Но Алексей лишь тяжело вздохнул.

– Наверное, ты меня не поймешь... Прости, дружище. Но я... как-то сейчас не готов для столицы. Мне бы, наоборот, в какую-нибудь нору, чтобы никого не видеть. Но все равно... я тронут твоей заботой. Спасибо тебе, Метлицкий.

– Вот еще – спасибо! – фыркнул Евгений. – Ты мне еще в ноги бухнись! Не думай, я тебя отлично понимаю, Панин. Я и сам недавно такую тоску пережил... Тоже, брат, и несчастная любовь, и долги, и бессонница – все было. Что же тебе еще придумать?

Метлицкий на минуту задумался, и вдруг лицо его озарилось радостной улыбкой:

– Значит, говоришь, в нору? Есть у меня для тебя одно местечко. Как раз перед отъездом ко мне обратился один знакомый и попросил найти для княгини Лемешевой хорошего учителя музыки... У нее имение в какой-то дыре, в Тверской губернии, но, кажется, довольно богатое. Я обратился к одному приятелю, да тот отказался. И на мне это дело теперь камнем висит. Слушай, Панин, поезжай ты туда! Заодно и меня выручишь... Я слышал, княгиня – необычная женщина, весьма широкая натура, хотя и со странностями...

– Ты хочешь сказать – сумасбродка? – улыбнулся Алексей.

– Да какая тебе разница? Главное, муж у нее – чертовски богатый человек, и на жалованье никогда не скупится. Отдохнешь там лето, научишь дочурку играть на рояле полонезы, в себя хоть немного придешь. Давай, Панин, решайся скорей!

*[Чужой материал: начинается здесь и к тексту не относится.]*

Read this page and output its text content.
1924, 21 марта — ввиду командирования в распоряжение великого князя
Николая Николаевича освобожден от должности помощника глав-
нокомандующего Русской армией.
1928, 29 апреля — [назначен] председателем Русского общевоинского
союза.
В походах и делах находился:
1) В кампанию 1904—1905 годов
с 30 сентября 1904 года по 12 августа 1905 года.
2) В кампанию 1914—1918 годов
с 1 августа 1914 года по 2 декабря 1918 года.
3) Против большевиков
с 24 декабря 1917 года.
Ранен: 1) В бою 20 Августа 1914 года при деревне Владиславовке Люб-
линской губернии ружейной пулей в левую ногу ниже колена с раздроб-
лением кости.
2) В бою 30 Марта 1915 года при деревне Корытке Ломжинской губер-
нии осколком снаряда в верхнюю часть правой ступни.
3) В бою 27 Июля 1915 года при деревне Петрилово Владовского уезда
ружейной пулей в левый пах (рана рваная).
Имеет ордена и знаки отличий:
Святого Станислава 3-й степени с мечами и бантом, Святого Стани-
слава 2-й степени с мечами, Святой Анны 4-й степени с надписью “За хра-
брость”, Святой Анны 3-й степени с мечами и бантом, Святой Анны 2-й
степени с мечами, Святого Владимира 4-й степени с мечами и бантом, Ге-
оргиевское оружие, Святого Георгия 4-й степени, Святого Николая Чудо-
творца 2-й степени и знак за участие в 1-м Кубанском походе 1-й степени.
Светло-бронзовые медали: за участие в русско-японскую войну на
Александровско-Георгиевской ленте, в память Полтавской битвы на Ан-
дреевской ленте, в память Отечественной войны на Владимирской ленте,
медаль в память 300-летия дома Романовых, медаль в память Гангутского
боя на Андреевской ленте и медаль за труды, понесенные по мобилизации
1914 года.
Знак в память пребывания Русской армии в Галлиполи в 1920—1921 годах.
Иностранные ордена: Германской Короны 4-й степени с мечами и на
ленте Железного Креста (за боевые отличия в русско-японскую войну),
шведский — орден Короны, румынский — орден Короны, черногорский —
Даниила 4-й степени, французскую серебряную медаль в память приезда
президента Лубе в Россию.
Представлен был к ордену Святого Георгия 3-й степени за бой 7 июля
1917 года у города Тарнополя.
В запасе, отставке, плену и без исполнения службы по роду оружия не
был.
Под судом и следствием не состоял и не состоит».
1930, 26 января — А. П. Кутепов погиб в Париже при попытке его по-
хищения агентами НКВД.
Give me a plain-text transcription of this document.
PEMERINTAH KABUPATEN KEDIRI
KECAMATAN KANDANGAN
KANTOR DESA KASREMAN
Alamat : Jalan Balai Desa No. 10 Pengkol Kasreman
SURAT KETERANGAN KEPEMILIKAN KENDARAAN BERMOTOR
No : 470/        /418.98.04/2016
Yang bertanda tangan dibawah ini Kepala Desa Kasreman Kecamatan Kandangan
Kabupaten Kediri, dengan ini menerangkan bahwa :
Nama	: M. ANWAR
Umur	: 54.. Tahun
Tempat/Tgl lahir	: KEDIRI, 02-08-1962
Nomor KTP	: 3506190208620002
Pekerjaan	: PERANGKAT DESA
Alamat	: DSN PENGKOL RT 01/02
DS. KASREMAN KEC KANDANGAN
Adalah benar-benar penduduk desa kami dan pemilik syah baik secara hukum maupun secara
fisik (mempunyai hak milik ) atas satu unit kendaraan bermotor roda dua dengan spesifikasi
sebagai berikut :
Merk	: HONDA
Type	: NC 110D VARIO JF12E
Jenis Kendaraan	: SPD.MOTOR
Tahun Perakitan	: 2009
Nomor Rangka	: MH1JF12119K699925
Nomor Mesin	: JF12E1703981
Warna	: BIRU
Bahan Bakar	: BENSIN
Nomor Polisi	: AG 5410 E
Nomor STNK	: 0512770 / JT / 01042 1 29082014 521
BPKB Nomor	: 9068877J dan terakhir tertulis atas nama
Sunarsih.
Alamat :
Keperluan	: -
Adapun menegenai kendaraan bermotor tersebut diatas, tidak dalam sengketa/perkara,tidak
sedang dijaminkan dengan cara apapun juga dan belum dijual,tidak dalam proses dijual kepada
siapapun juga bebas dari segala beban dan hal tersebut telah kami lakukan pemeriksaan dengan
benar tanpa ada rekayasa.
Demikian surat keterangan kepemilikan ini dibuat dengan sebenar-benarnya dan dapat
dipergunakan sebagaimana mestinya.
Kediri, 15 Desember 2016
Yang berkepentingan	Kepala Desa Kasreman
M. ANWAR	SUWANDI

– Пожалуй, я могу и согласиться...

Метлицкий пошарил в карманах своей нарядной, пестрой жилетки и разложил на столе какие-то бумажки:

– Здесь адрес. Ехать можно в любое время. Я бы, на твоем месте, прямо завтра с утра и поехал. Чего тянуть? Сейчас я черкну княгине записку, а дальше ты сам действуй... Тверская губерния, имение Норышкино. Я потому и вспомнил, когда ты про нору сказал. Счастливо тебе, Панин! Ты уж тут подналяг на закуски, а то мне бежать пора...

Алексей хотел что-то спросить у друга, уточнить, поделиться сомнениями, но не успел. Евгений стремительно сорвался с места и через мгновение уже махал на прощание из-за стеклянной витрины рукой.

На столе среди тарелок в беспорядке лежали деньги, скомканные бумажки, записки, лимонные корки, рассыпанный табак. ..Ив этом натюрморте отразился весь Метлицкий, который сейчас уже на всех парусах бежал по улице к родительскому дому...

«За настоящую дружбу», – мысленно произнес Панин последний тост, который крутился у него на языке, но так и остался невысказанным.

Хватило всего пары часов, чтобы собрать в дорогу необходимые вещи и провести переговоры с дальней родственницей, которая пообещала найти в панинскую квартиру жильцов. Меньше часа ушло на прощание с невестой.

Встреча с Дунечкой получилась короткой и натянутой. Алексей сообщил, что нашел учительскую работу в Тверской губернии, обещался писать.

Дунечка выглядела обиженной и даже не всплакнула по поводу внезапной разлуки. На обратном пути от невесты Алексей заехал на вокзал и узнал, что ночью будет проходящий поезд до Твери.

Он не стал дожидаться утра, предпочитая встретить его в новом месте.